Pero soy inquieto, así que prosigo. De las muchas respuestas que pudiéramos dar a la pregunta que trata de saber qué somos, he aquí ésta que seguramente ya han enunciado muchos, pero que yo hago mía porque es la que se me ha ocurrido para ponerle título a esta bicolumna: soy lo que pienso. Expresada en términos de manual de autoayuda: «eres lo que piensas». Repárese en que no digo «soy el que pienso», lo que sería muy cartesiano, sino que soy eso (esto o aquello) que pienso. Por explicarme un pelín. Somos una fabulosa máquina neuronal: «En el cerebro de un recién nacido, cada segundo se forman hasta dos millones de nuevas conexiones, o sinapsis. A los dos años, un niño cuenta con cien billones de sinapsis, el doble que un adulto». La cita es de David Eagleman.

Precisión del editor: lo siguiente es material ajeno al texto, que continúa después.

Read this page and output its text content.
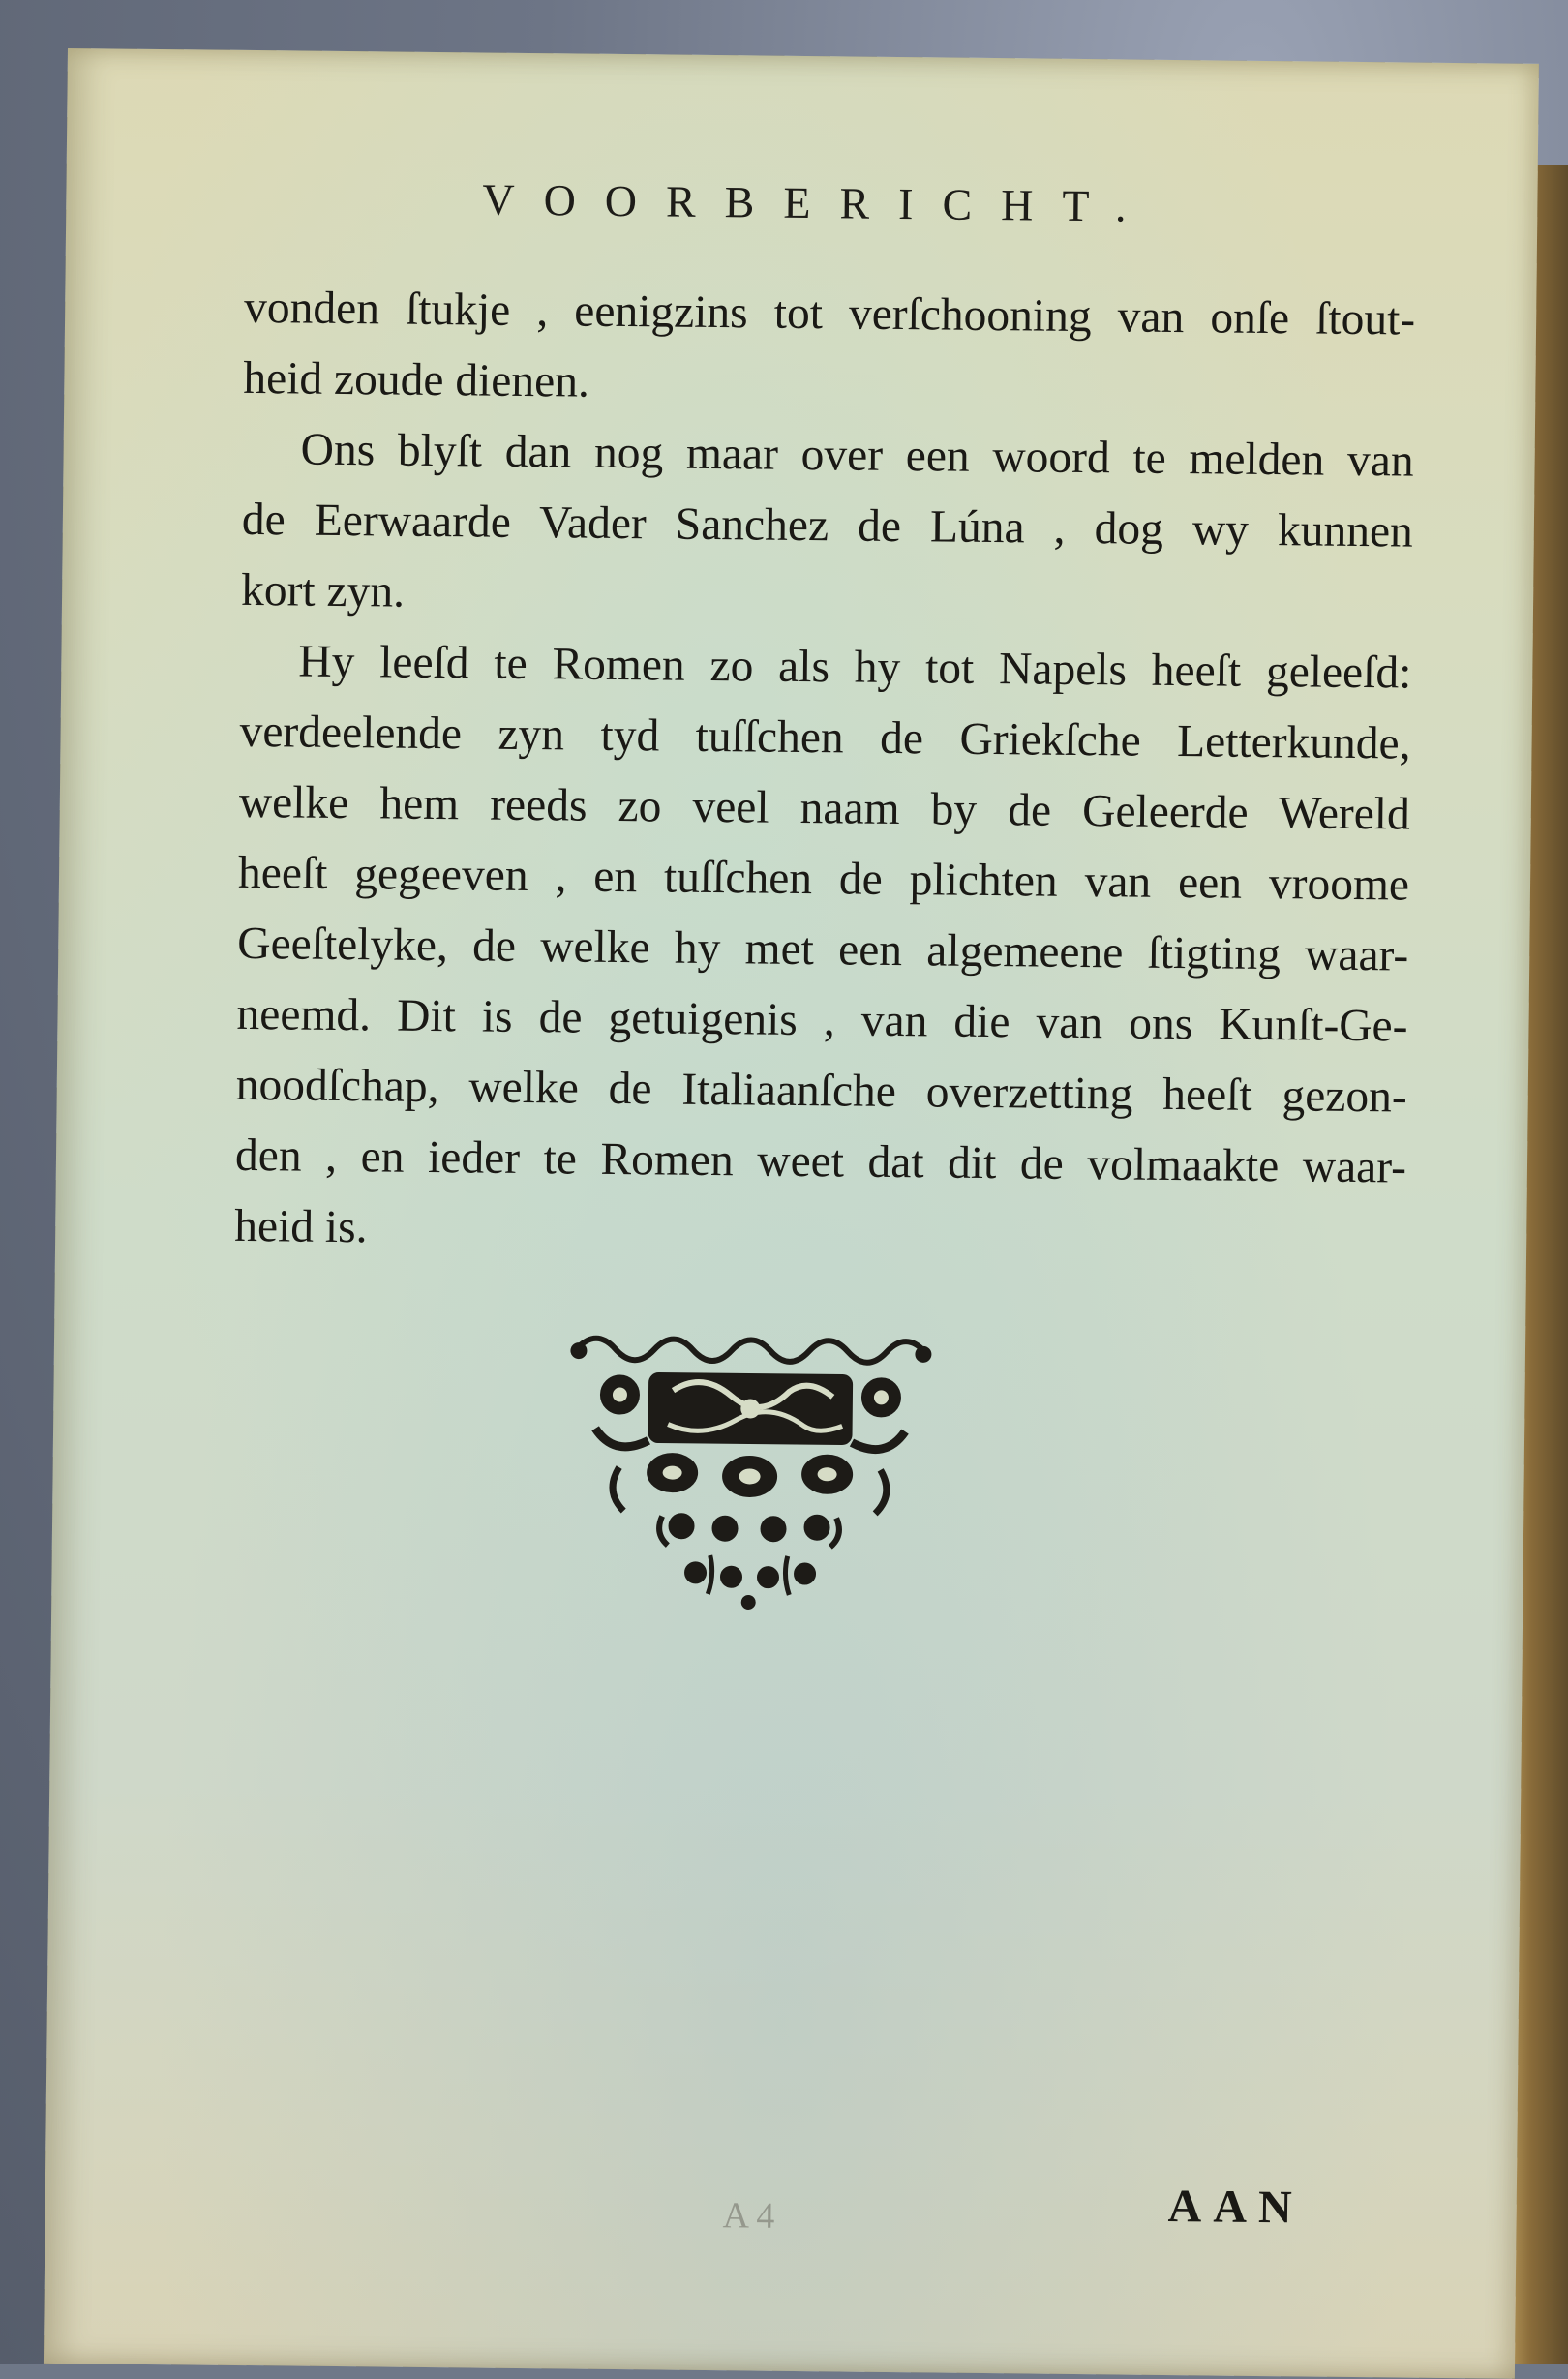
VOORBERICHT.
vonden ſtukje , eenigzins tot verſchooning van onſe ſtout-
heid zoude dienen.
Ons blyſt dan nog maar over een woord te melden van
de Eerwaarde Vader Sanchez de Lúna , dog wy kunnen
kort zyn.
Hy leeſd te Romen zo als hy tot Napels heeſt geleeſd:
verdeelende zyn tyd tuſſchen de Griekſche Letterkunde,
welke hem reeds zo veel naam by de Geleerde Wereld
heeſt gegeeven , en tuſſchen de plichten van een vroome
Geeſtelyke, de welke hy met een algemeene ſtigting waar-
neemd. Dit is de getuigenis , van die van ons Kunſt-Ge-
noodſchap, welke de Italiaanſche overzetting heeſt gezon-
den , en ieder te Romen weet dat dit de volmaakte waar-
heid is.
A 4	AAN
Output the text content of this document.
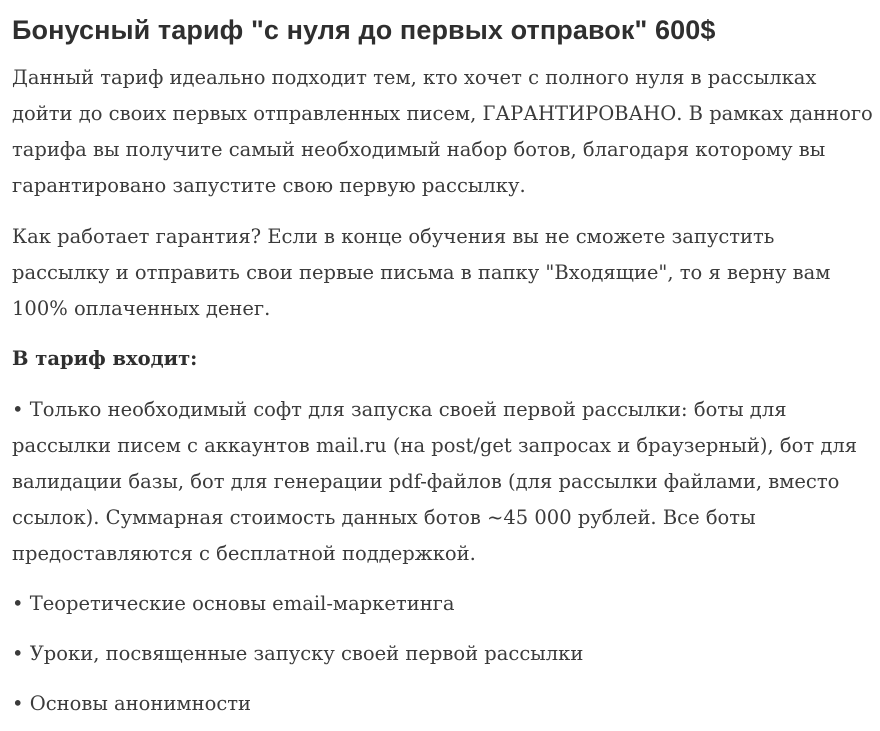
Бонусный тариф "с нуля до первых отправок" 600$

Данный тариф идеально подходит тем, кто хочет с полного нуля в рассылках дойти до своих первых отправленных писем, ГАРАНТИРОВАНО. В рамках данного тарифа вы получите самый необходимый набор ботов, благодаря которому вы гарантировано запустите свою первую рассылку.

Как работает гарантия? Если в конце обучения вы не сможете запустить рассылку и отправить свои первые письма в папку "Входящие", то я верну вам 100% оплаченных денег.

В тариф входит:

• Только необходимый софт для запуска своей первой рассылки: боты для рассылки писем с аккаунтов mail.ru (на post/get запросах и браузерный), бот для валидации базы, бот для генерации pdf-файлов (для рассылки файлами, вместо ссылок). Суммарная стоимость данных ботов ~45 000 рублей. Все боты предоставляются с бесплатной поддержкой.
• Теоретические основы email-маркетинга
• Уроки, посвященные запуску своей первой рассылки
• Основы анонимности
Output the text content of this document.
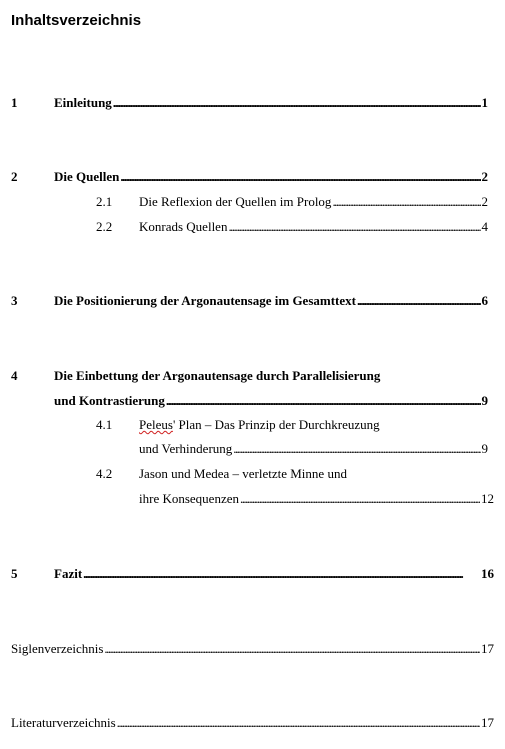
Inhaltsverzeichnis
1	Einleitung . . .	1
2	Die Quellen . . .	2
2.1 Die Reflexion der Quellen im Prolog . . .	2
2.2 Konrads Quellen . . .	4
3	Die Positionierung der Argonautensage im Gesamttext . . .	6
4	Die Einbettung der Argonautensage durch Parallelisierung
und Kontrastierung . . .	9
4.1 Peleus' Plan – Das Prinzip der Durchkreuzung
und Verhinderung . . .	9
4.2 Jason und Medea – verletzte Minne und
ihre Konsequenzen . . .	12
5	Fazit . . .	16
Siglenverzeichnis . . .	17
Literaturverzeichnis . . .	17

La paradoja es que, para madurar, necesitamos podar las ramas de esa jungla y quedarnos con la mitad de sinapsis. Para construir el mundo necesitamos limitar nuestras posibilidades perceptivas.
El mundo, la realidad, es una creación cerebral construida con billones de estímulos indiferenciados. Si no fuera así no sobreviviríamos ni sabríamos qué hacer rodeados por un mundo incomprensible de infinitos impactos electromagnéticos. Pero voy a lo del título. Si todo se cocina en ese bullicioso y descomunal trasiego de impulsos invisibles, incontables, que van a velocidades astronómicas, ¿qué hacemos nosotros, qué papel juega en todo eso, el pensamiento? Pongamos que el 95% de nuestra actividad es inconsciente. Esto significa que la complejísima maraña neuronal ha creado circuitos fijos por los que circula la actividad electromagnética de forma automática. ¡Y menos mal! Si nuestra vida dependiera de nuestras decisiones conscientes tardaríamos un cuarto de hora en dar dos pasos seguidos.
Sirva tanto preámbulo para llegar a una pequeña cumbre desde la que otear el horizonte de nuestra vida. Me refiero a ese 5% que hemos reservado para la actividad consciente. A esa me refiero con el título. Soy lo que pienso conscientemente. ¿Por qué? Porque es lo único que puedo de verdad controlar de mí mismo. Es ahí donde radica mi albedrío, mi libertad, mi responsabilidad. Así que, conclusión lógica, piense en lo que piensa. Piense que no es lo mismo pensar una cosa que otra. Piense que puede intentar ser dueño, al menos, de un 5% de ese 5% de sus pensamientos no automáticos.
Quiero decir que no desprecie usted ese 5%, porque, gracias a él, puede usted vivir una vida apasionante. Sólo podemos gozar de verdad de aquello de lo que somos intensamente conscientes. Una conciencia alerta es imprescindible para ampliar nuestro mundo, nuestra experiencia del mundo. Una mente abierta es la que está dispuesta a recibir pensamientos inesperados, ideas nuevas, todo aquello que rompa los automatismos mentales anquilosados. En realidad, ese 95% del que hablé depende de ese pequeño 5% del que hablo. Por eso es tan importante.
Y digo más. La política, como la vida, sólo puede renovarse si da importancia a ese 5%. Si da importancia a las ideas. Si confía en la fuerza de las ideas conscientes. Si confía en la coherencia, la consistencia, la capacidad constructiva y unificadora de las ideas y los proyectos lúcidos. Conciencia y honestidad. Pues eso.